Hi, my name is Charles Hollingsworth and I am the Engineering Director for Xaviant. I have had the opportunity to transition our team from building traditional data-driven client/server applications to console/PC games. We have accomplished this by leveraging the powerful CryEngine3 platform, training our developers and then augmenting our team with experienced game engineers. We have adopted a dual mission on our engineering team: developing great software for gameplay AND providing a rich, stable infrastructure that maximizes the ability for programmers to “program,” designers to “design,” and artists to “art.”
Focusing on core competencies from our enterprise-scale, commercial software pedigree has allowed us to construct our (game development adapted) Lean-thinking house to accomplish our mission.
Although buzzwords and fluffy diagrams are always cool and certainly required for any self-respecting blogpost, I would like to specifically elaborate on the mindset and tangible systems that facilitate our commitment to this model. Developing engine functionality for spell casting, loot management, AI, etc. is the obvious responsibility of any engineering team, but the delivery, accessibility, and accuracy of this functionality is where we strive to differentiate ourselves. Specifically, in this post, I will explain our Respect for People pillar and give examples of how we remain committed to this principle.

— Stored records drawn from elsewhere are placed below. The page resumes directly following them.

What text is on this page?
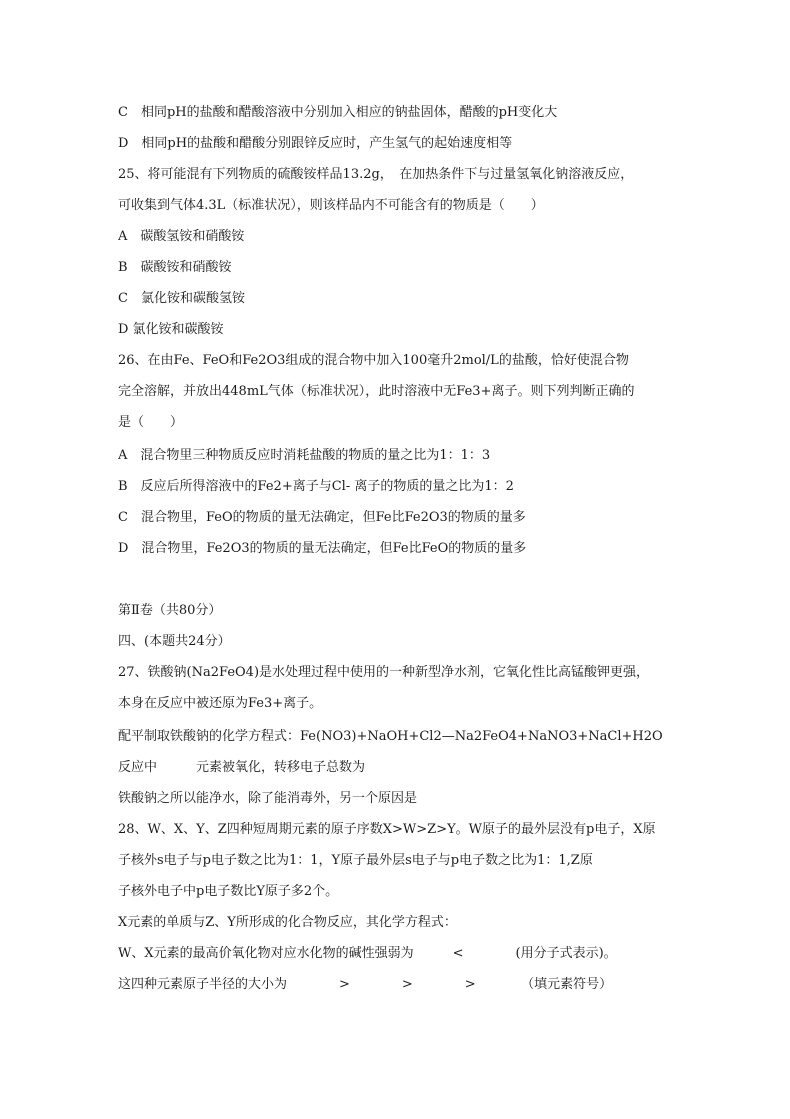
C　相同pH的盐酸和醋酸溶液中分别加入相应的钠盐固体，醋酸的pH变化大
D　相同pH的盐酸和醋酸分别跟锌反应时，产生氢气的起始速度相等
25、将可能混有下列物质的硫酸铵样品13.2g，　在加热条件下与过量氢氧化钠溶液反应，
可收集到气体4.3L（标准状况），则该样品内不可能含有的物质是（　　）
A　碳酸氢铵和硝酸铵
B　碳酸铵和硝酸铵
C　氯化铵和碳酸氢铵
D 氯化铵和碳酸铵
26、在由Fe、FeO和Fe2O3组成的混合物中加入100毫升2mol/L的盐酸，恰好使混合物
完全溶解，并放出448mL气体（标准状况），此时溶液中无Fe3+离子。则下列判断正确的
是（　　）
A　混合物里三种物质反应时消耗盐酸的物质的量之比为1：1：3
B　反应后所得溶液中的Fe2+离子与Cl- 离子的物质的量之比为1：2
C　混合物里，FeO的物质的量无法确定，但Fe比Fe2O3的物质的量多
D　混合物里，Fe2O3的物质的量无法确定，但Fe比FeO的物质的量多
第Ⅱ卷（共80分）
四、(本题共24分）
27、铁酸钠(Na2FeO4)是水处理过程中使用的一种新型净水剂，它氧化性比高锰酸钾更强，
本身在反应中被还原为Fe3+离子。
配平制取铁酸钠的化学方程式：Fe(NO3)+NaOH+Cl2—Na2FeO4+NaNO3+NaCl+H2O
反应中　　　元素被氧化，转移电子总数为
铁酸钠之所以能净水，除了能消毒外，另一个原因是
28、W、X、Y、Z四种短周期元素的原子序数X>W>Z>Y。W原子的最外层没有p电子，X原
子核外s电子与p电子数之比为1：1，Y原子最外层s电子与p电子数之比为1：1,Z原
子核外电子中p电子数比Y原子多2个。
X元素的单质与Z、Y所形成的化合物反应，其化学方程式：
W、X元素的最高价氧化物对应水化物的碱性强弱为　　　<　　　　(用分子式表示)。
这四种元素原子半径的大小为　　　　>　　　　>　　　　>　　　　（填元素符号）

Respect for People, from an engineering perspective, means that we are firmly committed to supporting those who create the essence of player experience. This requires a bit of humility which is difficult to swallow since it is obvious to everyone (in the universe) that engineering is the most important component of game development. Seriously though, it is easy to say we are “Design Driven,” but this is not easily quantified on a day-to-day basis. So, we have set ourselves up as a support group. We verbally and organizationally commit to “a spirit of service” toward our internal customers which manifests itself in things like:
- Extending the classic software “continuous integration” to include art and design
- Hourly builds
- Each hourly build is stability-tested by automated gameplay scripts and level walkthroughs
- Real-time visual feedback on displays throughout our work space (image above)

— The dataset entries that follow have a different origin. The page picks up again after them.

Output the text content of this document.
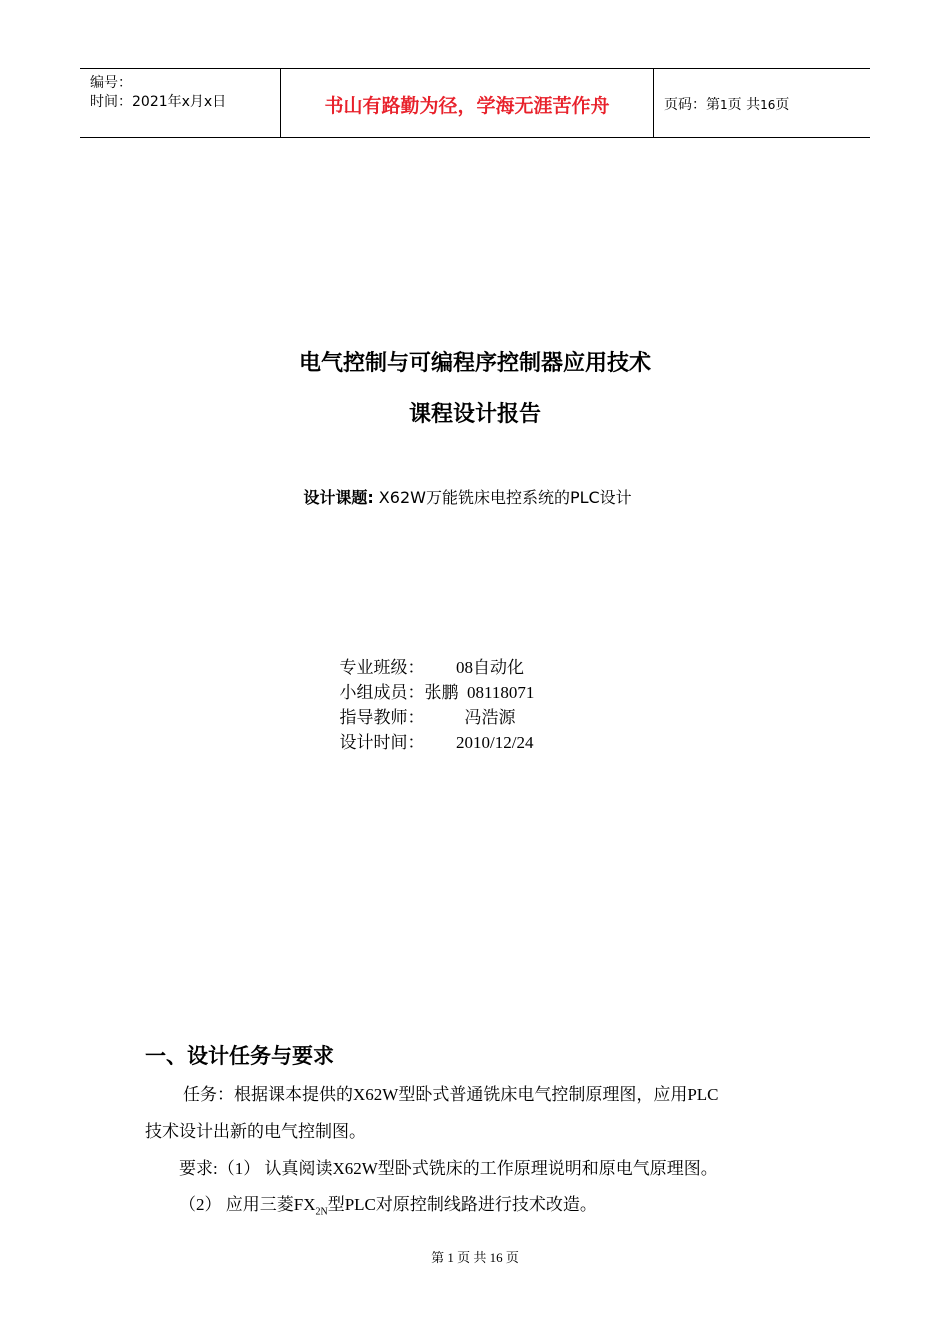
编号：
时间：2021年x月x日	书山有路勤为径，学海无涯苦作舟	页码：第1页 共16页
电气控制与可编程序控制器应用技术
课程设计报告
设计课题: X62W万能铣床电控系统的PLC设计

专业班级：  08自动化

小组成员：张鹏  08118071

指导教师：    冯浩源

设计时间：  2010/12/24

一、设计任务与要求
任务：根据课本提供的X62W型卧式普通铣床电气控制原理图，应用PLC
技术设计出新的电气控制图。
要求:（1） 认真阅读X62W型卧式铣床的工作原理说明和原电气原理图。
（2） 应用三菱$FX_{2N}$型PLC对原控制线路进行技术改造。
第 1 页 共 16 页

- Prioritization of development tasks based on impact to artist and designers tasks
- Avoiding 100% utilization so that we can immediately respond to technical roadblocks
- Updating task tracking system so that internal “customers” know the status of their technical roadblock
Adopting this “support” mindset has allowed us to avoid the tension that often exists between engineering and design/art. Credibility is earned here by eliminating wasteful technical overhead so artists and designers can spend the maximum time “building awesome.”
- Hourly builds of all code changes, including bug fixes, available to all artists and designers with a 5 minute installation
- Instant feedback from our ErrorTrax game log monitoring
- Detailed error information
- Meta-information (location, camera angle, file information) for quick defect reproduction
Maintaining this level of service raises expectations among the entire team and provides a healthy feedback loop for requesting tools and optimizations to further enhance workflow.

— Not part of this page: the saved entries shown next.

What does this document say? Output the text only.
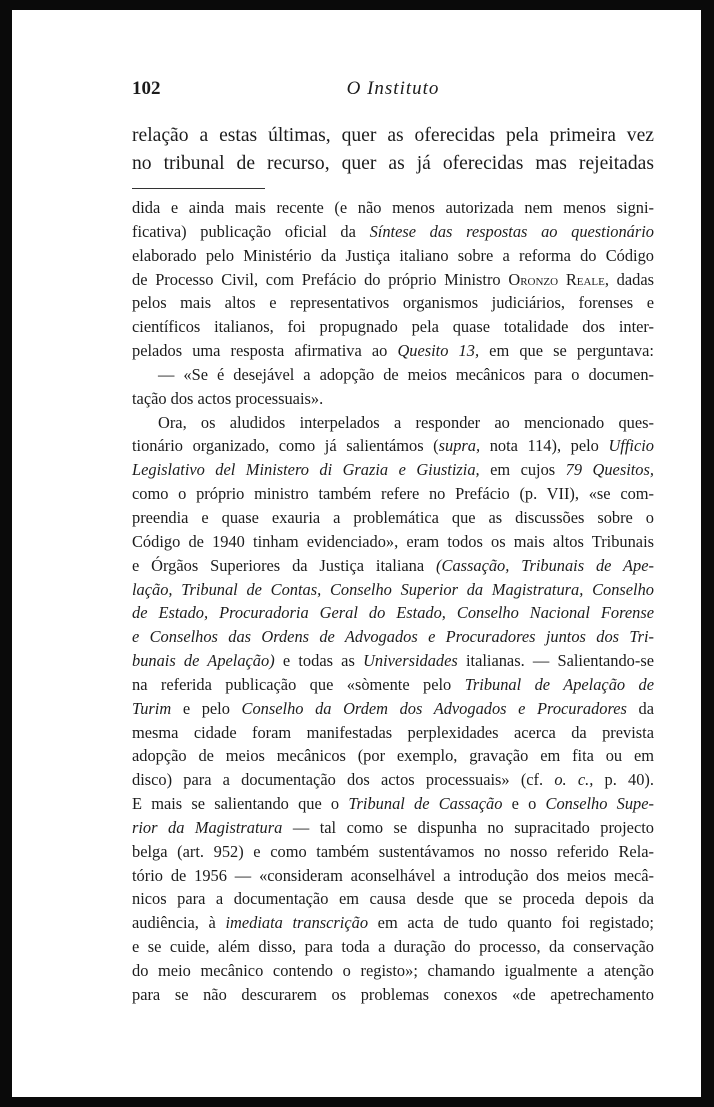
102	O Instituto
relação a estas últimas, quer as oferecidas pela primeira vez
no tribunal de recurso, quer as já oferecidas mas rejeitadas
dida e ainda mais recente (e não menos autorizada nem menos signi-
ficativa) publicação oficial da Síntese das respostas ao questionário
elaborado pelo Ministério da Justiça italiano sobre a reforma do Código
de Processo Civil, com Prefácio do próprio Ministro Oronzo Reale, dadas
pelos mais altos e representativos organismos judiciários, forenses e
científicos italianos, foi propugnado pela quase totalidade dos inter-
pelados uma resposta afirmativa ao Quesito 13, em que se perguntava:
— «Se é desejável a adopção de meios mecânicos para o documen-
tação dos actos processuais».
Ora, os aludidos interpelados a responder ao mencionado ques-
tionário organizado, como já salientámos (supra, nota 114), pelo Ufficio
Legislativo del Ministero di Grazia e Giustizia, em cujos 79 Quesitos,
como o próprio ministro também refere no Prefácio (p. VII), «se com-
preendia e quase exauria a problemática que as discussões sobre o
Código de 1940 tinham evidenciado», eram todos os mais altos Tribunais
e Órgãos Superiores da Justiça italiana (Cassação, Tribunais de Ape-
lação, Tribunal de Contas, Conselho Superior da Magistratura, Conselho
de Estado, Procuradoria Geral do Estado, Conselho Nacional Forense
e Conselhos das Ordens de Advogados e Procuradores juntos dos Tri-
bunais de Apelação) e todas as Universidades italianas. — Salientando-se
na referida publicação que «sòmente pelo Tribunal de Apelação de
Turim e pelo Conselho da Ordem dos Advogados e Procuradores da
mesma cidade foram manifestadas perplexidades acerca da prevista
adopção de meios mecânicos (por exemplo, gravação em fita ou em
disco) para a documentação dos actos processuais» (cf. o. c., p. 40).
E mais se salientando que o Tribunal de Cassação e o Conselho Supe-
rior da Magistratura — tal como se dispunha no supracitado projecto
belga (art. 952) e como também sustentávamos no nosso referido Rela-
tório de 1956 — «consideram aconselhável a introdução dos meios mecâ-
nicos para a documentação em causa desde que se proceda depois da
audiência, à imediata transcrição em acta de tudo quanto foi registado;
e se cuide, além disso, para toda a duração do processo, da conservação
do meio mecânico contendo o registo»; chamando igualmente a atenção
para se não descurarem os problemas conexos «de apetrechamento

Additionally, “gameplay developers” extend our engineering team by actually sitting in teams with designers. This proximity encourages rapid iteration and allows the developer to precisely experience the designer’s workflow to create best practices gameplay systems.
Our flat organizational structure requires that every team member is personally responsible for eliminating waste and increasing the speed and accuracy of the aforementioned processes. In future posts, I will discuss how we promote this “learning” environment and implement the other pillars of our team’s philosophy: agile development and continuous improvement.